After partnering with Lab 1500's founders, Techli premieres the first Domain Tech Report, indicative of video's role in the expansion of the local tech news website startup.

When Edward Domain announced last week that Lab 1500 founders Jan Christian Andersen and Dan Lohman had come on board as partners with Techli, it was projected that the partnership would both strengthen the popular startup media website and expand its reach to new markets.

This weekend or Monday will see the debut of a new feature that will play a significant role in that expansion, The Domain Tech Report—a series of in-depth video interviews profiling local entrepreneurs that have been building the local ecosystem from the ground up.

Having experimented with different ways of reporting tech news with limited resources, Domain saw that local-coverage video seemed to really resonate with people, bringing Techli much more attention—and page hits—than it ever got from editorial.

The first four episodes have already been shot and will air weekly. “Videos are really going to give us a chance,” says Domain. “People seem to respond to it better.”

Eying Expansion

As Techli expands into new markets, news and videos from other cities will be aggregated on the Techli website. Visitors will be able to easily navigate to get the tech news from any city they want. According to Andersen—who’s stepping into the role of CEO—the company could be adding Nashville and Kansas City by the end of the year, then other cities down the road. In addition to easier navigation, the site will have a much cleaner look and it will be much easier for staff to interact with readers. Even with expansion, the company’s main focus will remain almost hyper-local. “St. Louis is our home,” Andersen says.“St. Louis has supported us.”

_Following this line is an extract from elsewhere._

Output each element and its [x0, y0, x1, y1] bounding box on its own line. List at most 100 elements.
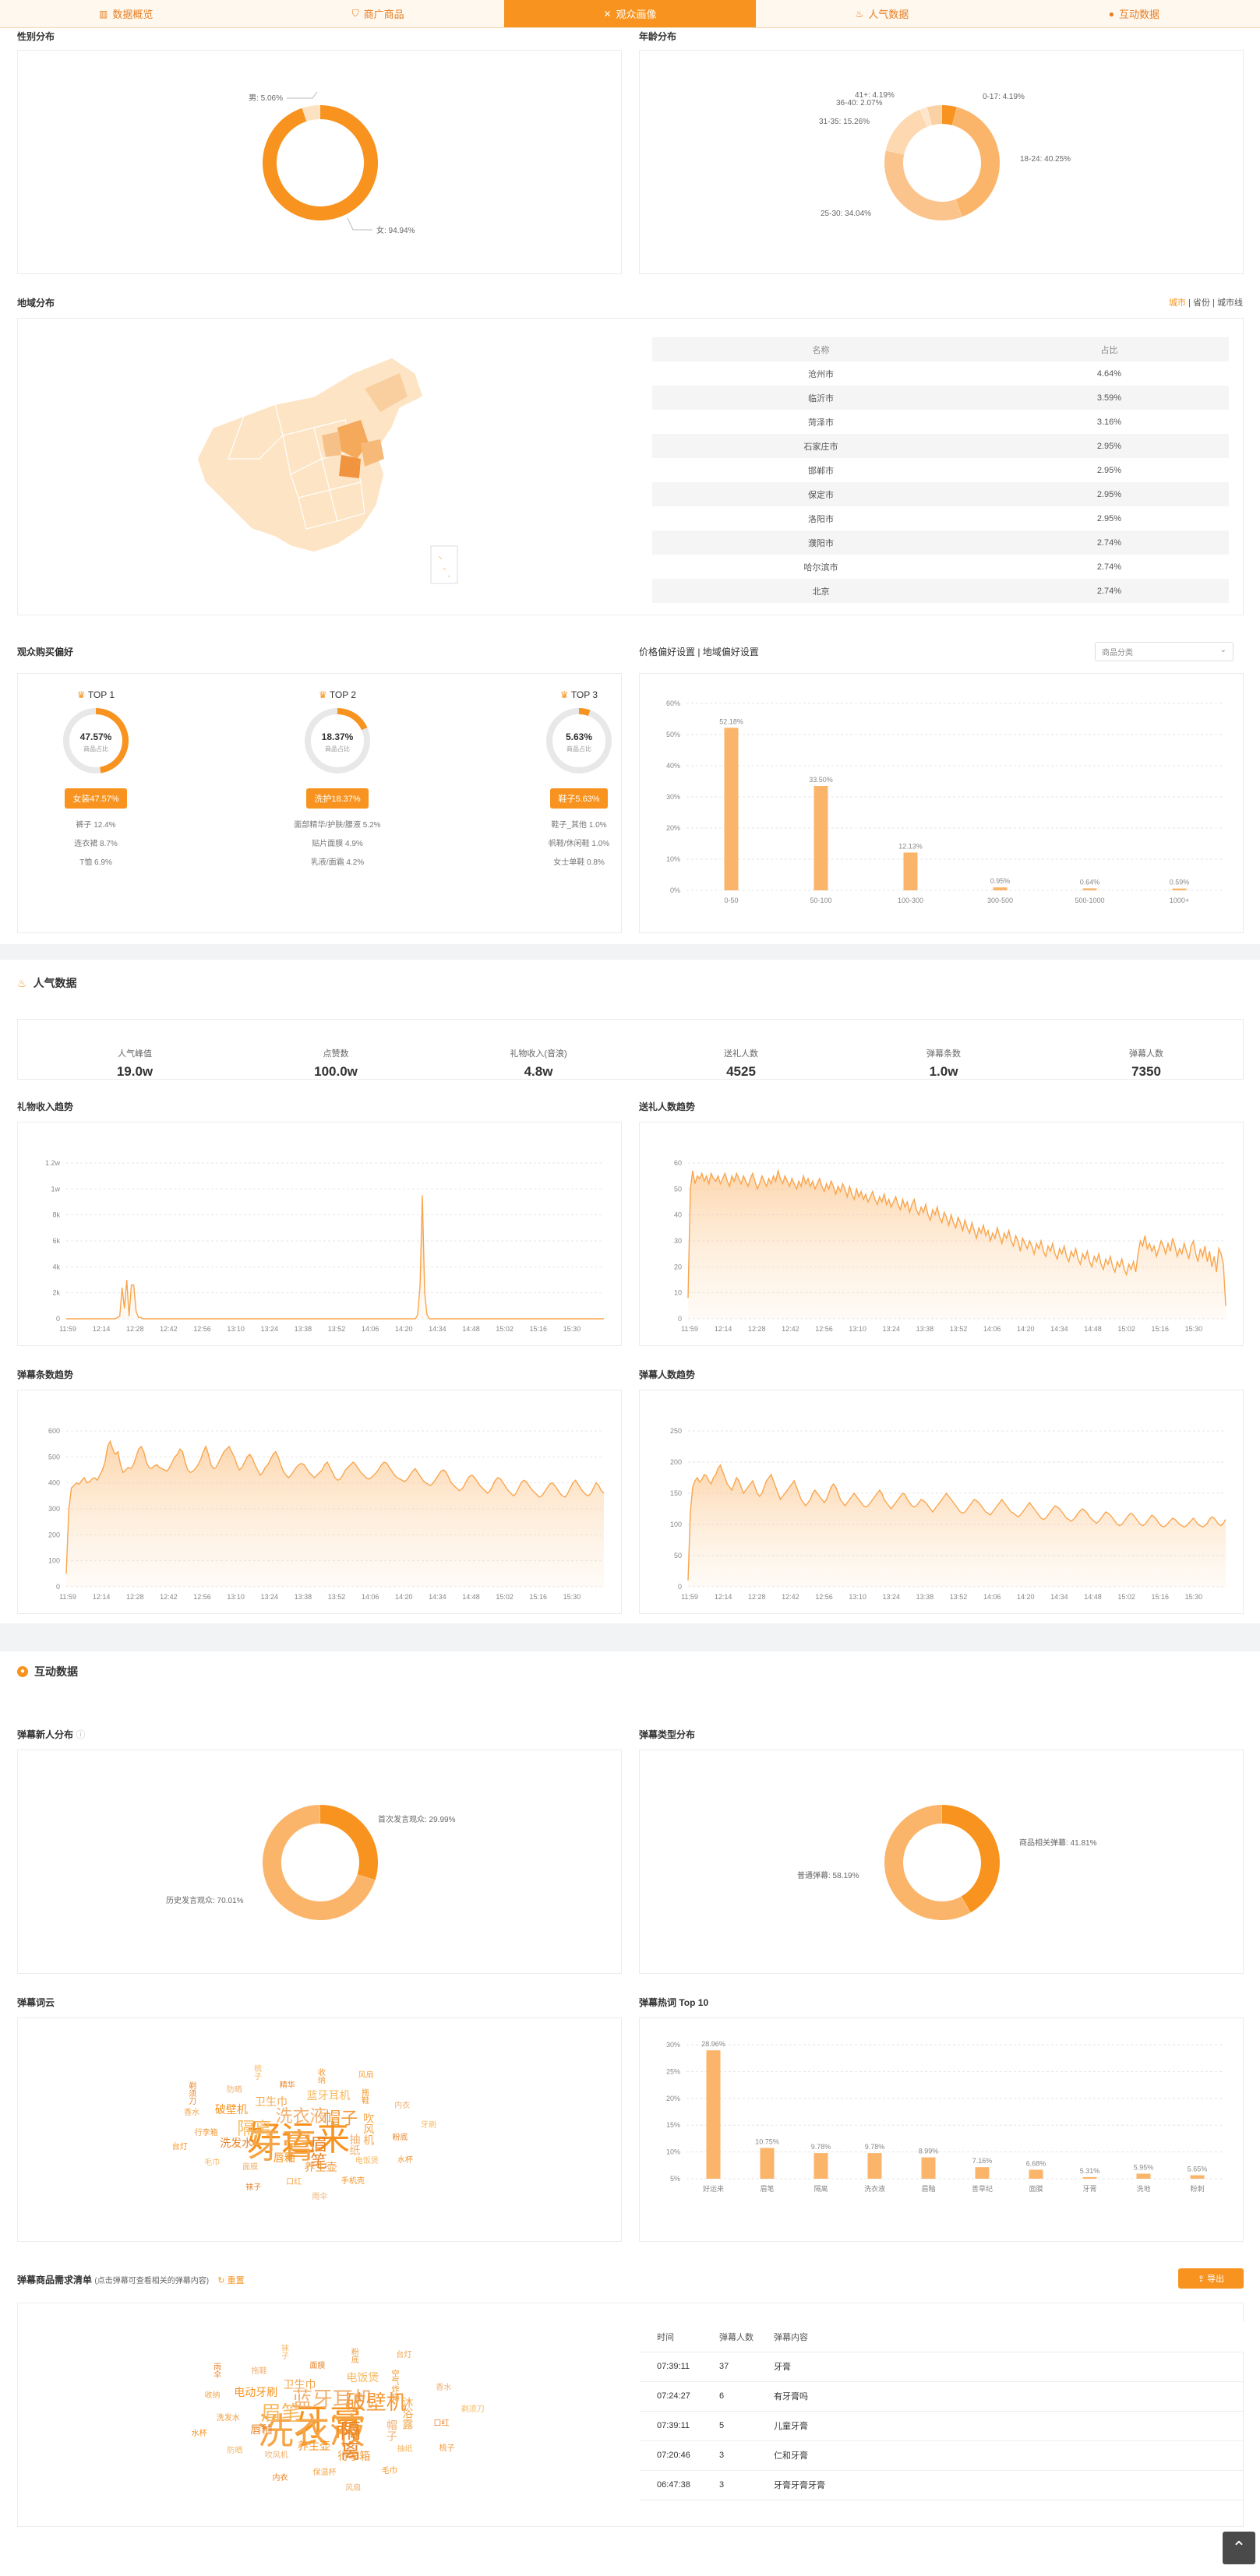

You cannot overstate the importance of Techli to the St. Louis startup community. As Domain points out, entrepreneurs need capital and resources, and one thing investors and venture capitalists like is finding out what’s going on in the ecosystem as a whole as they look for a metaphorical pond to swim in. Even now, Techli’s biggest source of traffic is San Francisco and Silicon Valley.

“Even though we’re telling the story of St. Louis to St. Louis, we’re also telling the story of St. Louis to the nation as a whole,” Domain says. “This illustrates to people that St. Louis is where good ideas and innovation come from, and it all leads to an overarching narrative that the city is not only a driving force, but a good place to be. Techli is helping the entrepreneurial community by getting the story out beyond St. Louis.” Because getting the story out, inevitably, brings investment.

The Human Touch

There’s a human side to the Techli story. Just a few months ago, Ed Domain was a dead man. On his way to a parade by taxi, the driver was texting. The rest of the story plays like a public service message from the Ad Council.

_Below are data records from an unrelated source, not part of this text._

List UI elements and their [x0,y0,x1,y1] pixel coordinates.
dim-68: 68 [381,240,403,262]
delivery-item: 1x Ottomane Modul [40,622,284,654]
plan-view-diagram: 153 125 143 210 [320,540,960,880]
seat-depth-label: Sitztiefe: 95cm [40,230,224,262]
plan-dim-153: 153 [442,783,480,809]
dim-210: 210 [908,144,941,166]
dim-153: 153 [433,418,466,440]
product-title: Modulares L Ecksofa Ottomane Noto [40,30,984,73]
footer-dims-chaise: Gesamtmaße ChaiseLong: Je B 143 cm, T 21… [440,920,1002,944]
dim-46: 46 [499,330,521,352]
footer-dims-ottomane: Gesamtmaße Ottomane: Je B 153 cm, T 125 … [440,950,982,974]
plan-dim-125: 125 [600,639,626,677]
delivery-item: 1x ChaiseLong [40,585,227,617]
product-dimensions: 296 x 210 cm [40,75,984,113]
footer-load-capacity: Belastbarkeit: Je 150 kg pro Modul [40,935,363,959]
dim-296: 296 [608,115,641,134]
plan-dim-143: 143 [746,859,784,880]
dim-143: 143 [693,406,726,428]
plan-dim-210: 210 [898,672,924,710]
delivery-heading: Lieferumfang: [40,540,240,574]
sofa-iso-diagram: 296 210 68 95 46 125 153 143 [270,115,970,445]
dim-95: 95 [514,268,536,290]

A van stuck the cab head-on. “I thought that might have been it,” Domain says. “Dan and Jan played a big part in keeping Techli alive.”

As it happened, Lohman and Andersen were already in talks with Domain about a Techli partnership, so they stepped in and managed the website during the six months Domain spent in the hospital recovering from serious injuries.

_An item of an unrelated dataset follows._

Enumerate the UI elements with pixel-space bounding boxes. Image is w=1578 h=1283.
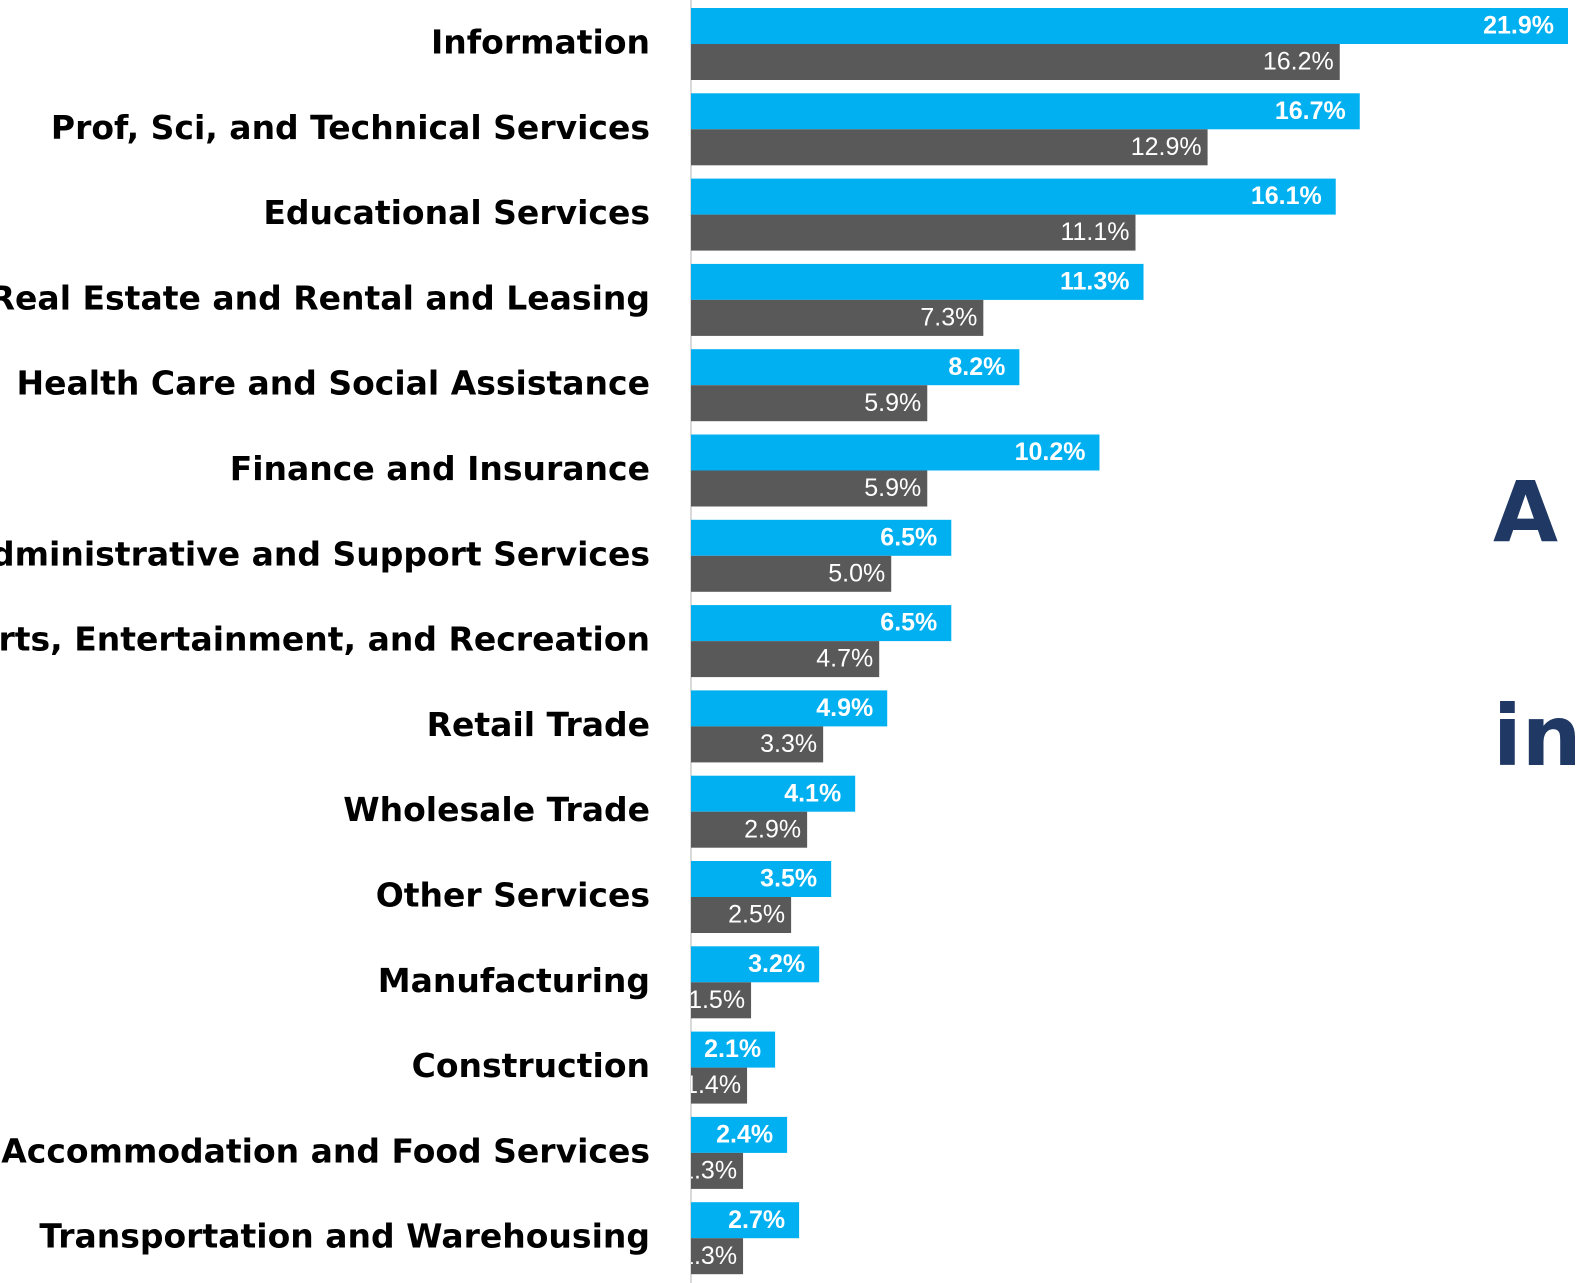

When he made his first public appearance recently at the Startup Business Challenge, he received the kind of rousing ovation reserved for the famous. “That’s another example of St. Louisans pulling for their own,” Domain says. “I’ve only been here for a year-and-a-half, and six months of that I spent in the hospital. The reception I got just really blew me away.”

Like any entrepreneur, there have been other obstacles along the way.

Domain first named his website Flyover Geeks—a play on the notion that any place that isn’t NY or California is flyover country—but the SEO was terrible. Nobody could find it, and it got more searches for airfare than tech.

Whatever the obstacle, Domain recommends perseverance.

“I definitely believe it’s a matter of sticking with your vision even when things are really looking dark,” Domain says. “Make your own luck. The longer you’re in it, the more opportunities you’re going to have to really have a breakthrough.”